Найти в общежитии комнату Фидлеров оказалось проще простого; гомон голосов в конце коридора и похохатывание отца Людмилы, которое нельзя было не узнать, сразу же привели меня туда, где шел праздник. Я несколько раз постучал, геолог и охотник распахнул дверь, обрадовался, расцеловал меня, обняв так порывисто, что я едва не выронил корзинку. Пытаясь сохранить равновесие, я услышал урезонивающий возглас Людмилы:
- Мы ведь в Германии, отец, в Гамбурге.
Она взяла меня за руку и, прокладывая дорогу меж оживленно шумящих соседей по этажу и общежитию, среди которых были и мои ученики, повела к окну. У окна сидела именинница. Ольга, мать Людмилы, женщина неопределенного возраста с дружелюбным, обветренным вьюгами лицом, поднялась мне навстречу, ее широкие, покатые, укутанные коричневой вязаной шалью плечи подались вперед, коротковатые руки потянулись ко мне, чтобы принять подарок. Людмила склонилась к ней, сказала в самое ухо:
- Это Боретиус, мамочка, наш профессор.
- Никакой не профессор, - возразил я, - просто учительствую по случаю. Потом я поздравил ее и минуту-другую смотрел, как она молча извлекала из корзины предмет за предметом, передавая их худощавому молодому человеку Игорю, брату Людмилы.
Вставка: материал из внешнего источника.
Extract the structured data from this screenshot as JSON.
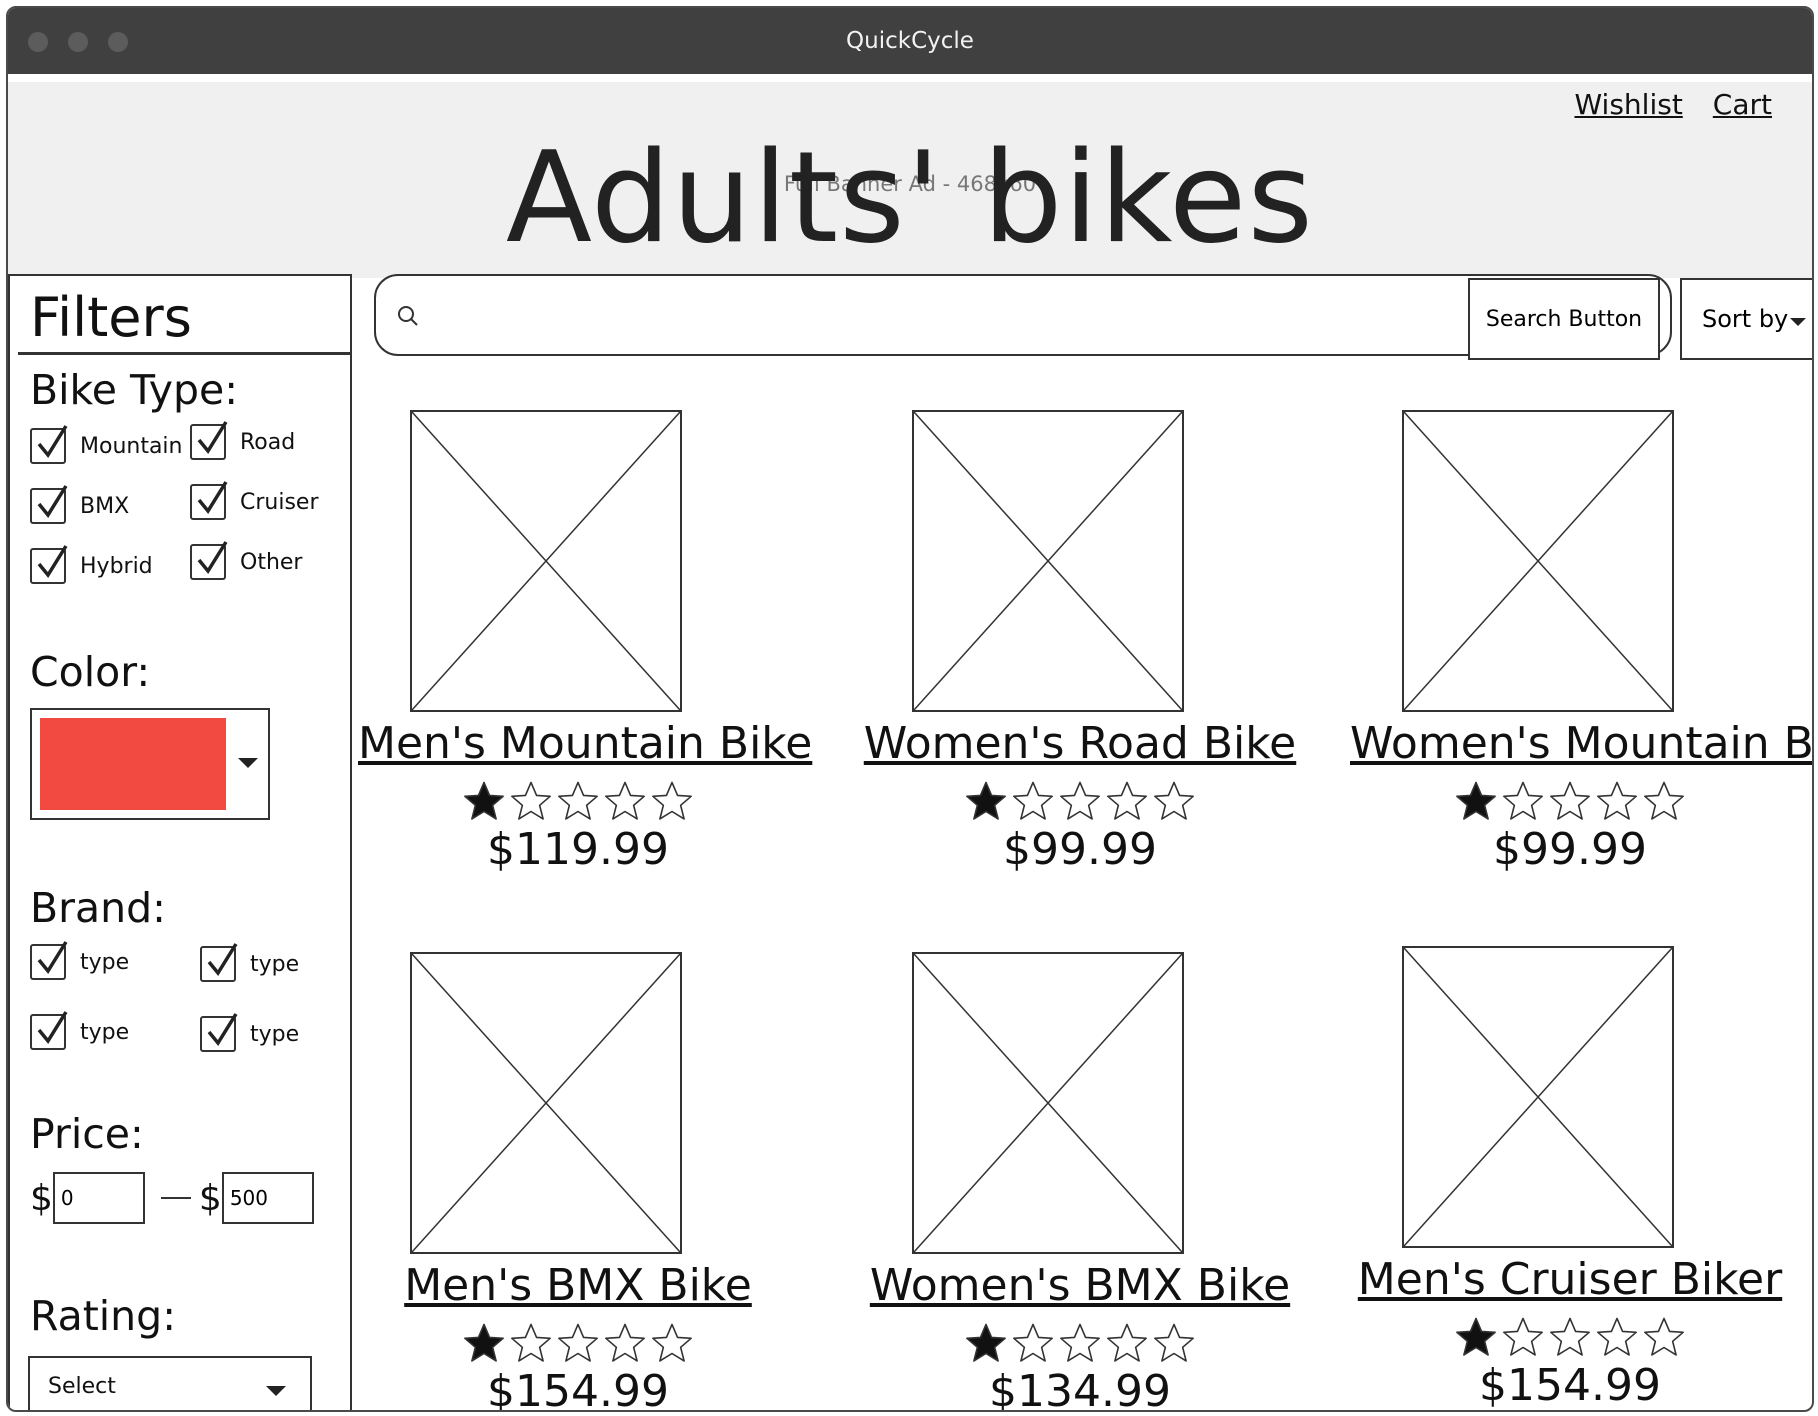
{
  "window": {
    "title": "QuickCycle"
  },
  "header": {
    "banner_text": "Full Banner Ad - 468x60",
    "page_title": "Adults' bikes",
    "links": {
      "wishlist": "Wishlist",
      "cart": "Cart"
    }
  },
  "filters": {
    "title": "Filters",
    "bike_type": {
      "label": "Bike Type:",
      "options": [
        "Mountain",
        "Road",
        "BMX",
        "Cruiser",
        "Hybrid",
        "Other"
      ]
    },
    "color": {
      "label": "Color:",
      "selected_color": "#f24a40"
    },
    "brand": {
      "label": "Brand:",
      "options": [
        "type",
        "type",
        "type",
        "type"
      ]
    },
    "price": {
      "label": "Price:",
      "currency": "$",
      "min": "0",
      "max": "500"
    },
    "rating": {
      "label": "Rating:",
      "selected": "Select"
    }
  },
  "search": {
    "placeholder": "",
    "button_label": "Search Button"
  },
  "sort": {
    "label": "Sort by"
  },
  "products": [
    {
      "name": "Men's Mountain Bike",
      "price": "$119.99",
      "rating": 1,
      "max_rating": 5
    },
    {
      "name": "Women's Road Bike",
      "price": "$99.99",
      "rating": 1,
      "max_rating": 5
    },
    {
      "name": "Women's Mountain Bike",
      "price": "$99.99",
      "rating": 1,
      "max_rating": 5
    },
    {
      "name": "Men's BMX Bike",
      "price": "$154.99",
      "rating": 1,
      "max_rating": 5
    },
    {
      "name": "Women's BMX Bike",
      "price": "$134.99",
      "rating": 1,
      "max_rating": 5
    },
    {
      "name": "Men's Cruiser Biker",
      "price": "$154.99",
      "rating": 1,
      "max_rating": 5
    }
  ],
  "icons": {
    "search": "search-icon",
    "caret": "caret-down-icon",
    "check": "check-icon",
    "star": "star-icon"
  }
}
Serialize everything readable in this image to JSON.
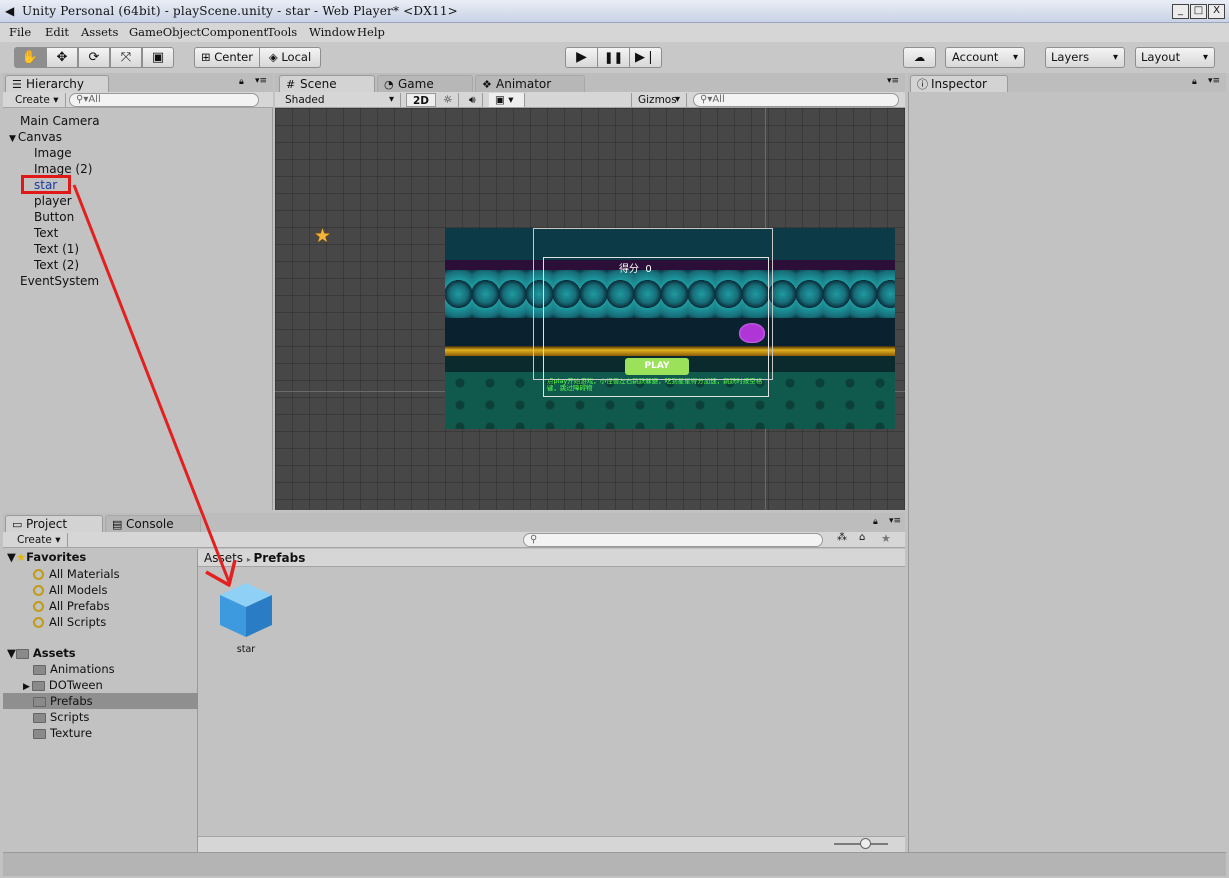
{
  "window": {
    "title": "Unity Personal (64bit) - playScene.unity - star - Web Player* <DX11>",
    "minimize": "_",
    "maximize": "□",
    "close": "X"
  },
  "menu": [
    "File",
    "Edit",
    "Assets",
    "GameObject",
    "Component",
    "Tools",
    "Window",
    "Help"
  ],
  "toolbar": {
    "tools": [
      "hand-icon",
      "move-icon",
      "rotate-icon",
      "scale-icon",
      "rect-icon"
    ],
    "center_label": "Center",
    "local_label": "Local",
    "account_label": "Account",
    "layers_label": "Layers",
    "layout_label": "Layout"
  },
  "hierarchy": {
    "tab_label": "Hierarchy",
    "create_label": "Create",
    "search_placeholder": "All",
    "items": [
      {
        "label": "Main Camera",
        "indent": 0
      },
      {
        "label": "Canvas",
        "indent": 0
      },
      {
        "label": "Image",
        "indent": 1
      },
      {
        "label": "Image (2)",
        "indent": 1
      },
      {
        "label": "star",
        "indent": 1
      },
      {
        "label": "player",
        "indent": 1
      },
      {
        "label": "Button",
        "indent": 1
      },
      {
        "label": "Text",
        "indent": 1
      },
      {
        "label": "Text (1)",
        "indent": 1
      },
      {
        "label": "Text (2)",
        "indent": 1
      },
      {
        "label": "EventSystem",
        "indent": 0
      }
    ]
  },
  "scene": {
    "tabs": [
      {
        "label": "Scene"
      },
      {
        "label": "Game"
      },
      {
        "label": "Animator"
      }
    ],
    "shading": "Shaded",
    "mode_2d": "2D",
    "gizmos": "Gizmos",
    "search_placeholder": "All",
    "score_text": "得分  0",
    "play_button": "PLAY",
    "hint_text": "点play开始游戏，小怪兽左右跳跃躲避，吃到星星得分加速，跳跃时按空格键，跳过障碍物"
  },
  "inspector": {
    "tab_label": "Inspector"
  },
  "project": {
    "tabs": [
      {
        "label": "Project"
      },
      {
        "label": "Console"
      }
    ],
    "create_label": "Create",
    "favorites_label": "Favorites",
    "favorites": [
      "All Materials",
      "All Models",
      "All Prefabs",
      "All Scripts"
    ],
    "assets_label": "Assets",
    "folders": [
      "Animations",
      "DOTween",
      "Prefabs",
      "Scripts",
      "Texture"
    ],
    "selected_folder": "Prefabs",
    "breadcrumb": [
      "Assets",
      "Prefabs"
    ],
    "asset_items": [
      {
        "label": "star"
      }
    ]
  },
  "colors": {
    "highlight": "#e01818",
    "arrow": "#e32020",
    "selected_row": "#8f8f8f"
  }
}
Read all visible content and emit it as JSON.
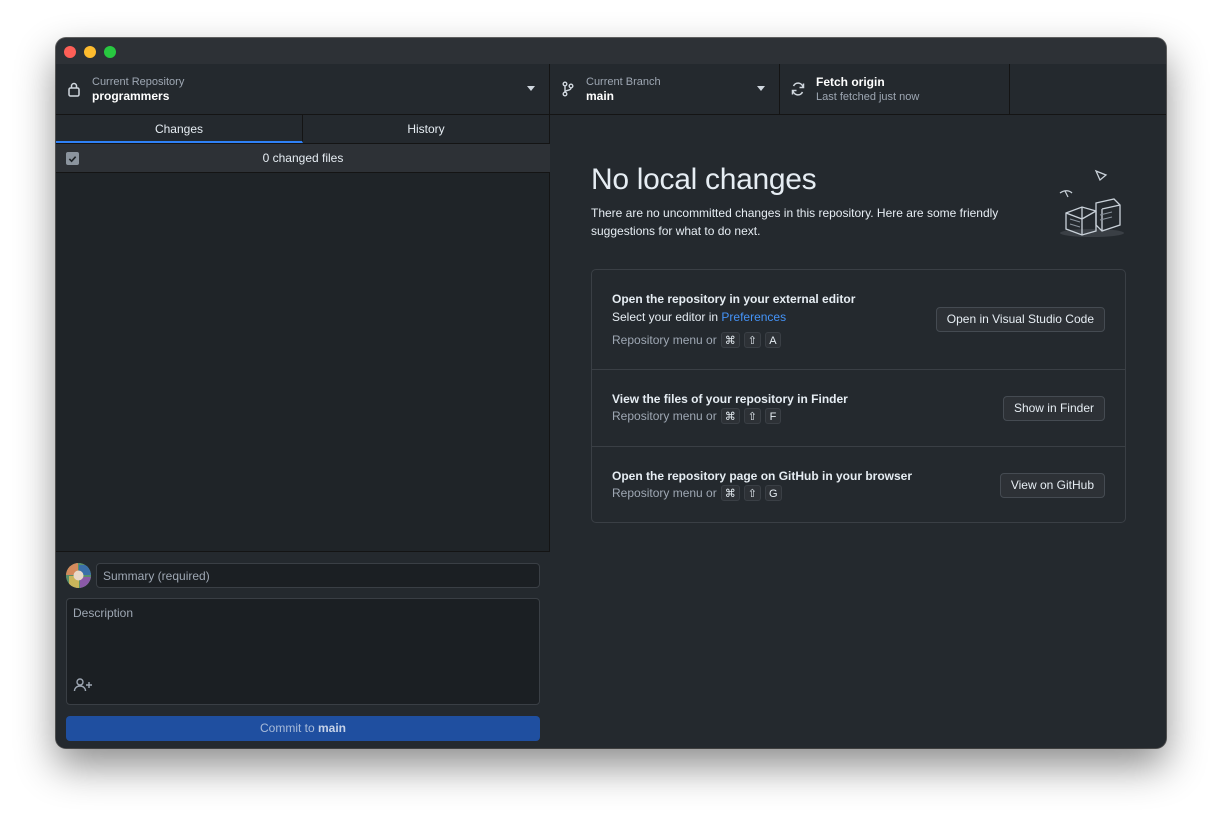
{
  "toolbar": {
    "repo": {
      "label": "Current Repository",
      "value": "programmers"
    },
    "branch": {
      "label": "Current Branch",
      "value": "main"
    },
    "fetch": {
      "label": "Fetch origin",
      "status": "Last fetched just now"
    }
  },
  "sidebar": {
    "tabs": [
      {
        "label": "Changes",
        "active": true
      },
      {
        "label": "History",
        "active": false
      }
    ],
    "changed_files": "0 changed files",
    "summary_placeholder": "Summary (required)",
    "description_placeholder": "Description",
    "commit": {
      "prefix": "Commit to ",
      "branch": "main"
    }
  },
  "main": {
    "title": "No local changes",
    "subtitle": "There are no uncommitted changes in this repository. Here are some friendly suggestions for what to do next.",
    "cards": [
      {
        "title": "Open the repository in your external editor",
        "line_prefix": "Select your editor in ",
        "line_link": "Preferences",
        "hint": "Repository menu or",
        "keys": [
          "⌘",
          "⇧",
          "A"
        ],
        "button": "Open in Visual Studio Code"
      },
      {
        "title": "View the files of your repository in Finder",
        "hint": "Repository menu or",
        "keys": [
          "⌘",
          "⇧",
          "F"
        ],
        "button": "Show in Finder"
      },
      {
        "title": "Open the repository page on GitHub in your browser",
        "hint": "Repository menu or",
        "keys": [
          "⌘",
          "⇧",
          "G"
        ],
        "button": "View on GitHub"
      }
    ]
  },
  "icons": [
    "lock-icon",
    "branch-icon",
    "sync-icon",
    "chevron-down-icon",
    "check-icon",
    "add-coauthor-icon"
  ],
  "colors": {
    "accent": "#2f81f7",
    "link": "#4493f8",
    "commit_button": "#1f4fa0",
    "window_bg": "#24292e"
  }
}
Сама именинница не пила, зато гости не раз поднимали бокалы за ее здоровье, чокались друг с другом, особенно усердствовал отец Людмилы. Мне тоже пришлось несколько раз чокнуться с ним. Людмила потчевала меня маринованными огурчиками; я чувствовал ее симпатию ко мне. Где бы я ни очутился, ее заботливый взгляд отыскивал меня в комнате, порой она кивала мне с улыбкой, едва ли не заговорщической. До сих пор - я отчетливо сознавал это - мне никогда не встречалась девушка вроде Людмилы. Похоже, ее отец заметил, какое впечатление она произвела на меня, что, пожалуй, не было ему неприятно и даже радовало его, во всяком случае, он решил мне показать нечто такое, чего я о Людмиле знать не мог и чем сам он гордился. Порывшись в тумбочке, он чертыхнулся, но потом, довольный, протянул мне то, что искал, - две фотографии. Одна из них запечатлела тонконогую девочку лет двенадцати в топорщащейся балетной пачке, на другой фотографии она же, похожая на меховой шар, держала здоровенного сома, только что вытащенного сачком из лунки.
- Тут Людмила и тут Людмила, - пояснил он после некоторой паузы. - Здесь первое выступление на концерте в военно-медицинской академии, а здесь зимняя рыбалка на Чулыме - это приток большой сибирской реки под названием Обь. - Не знаю, бывают ли взгляды нежнее, чем тот, которым он смотрел на обе фотографии.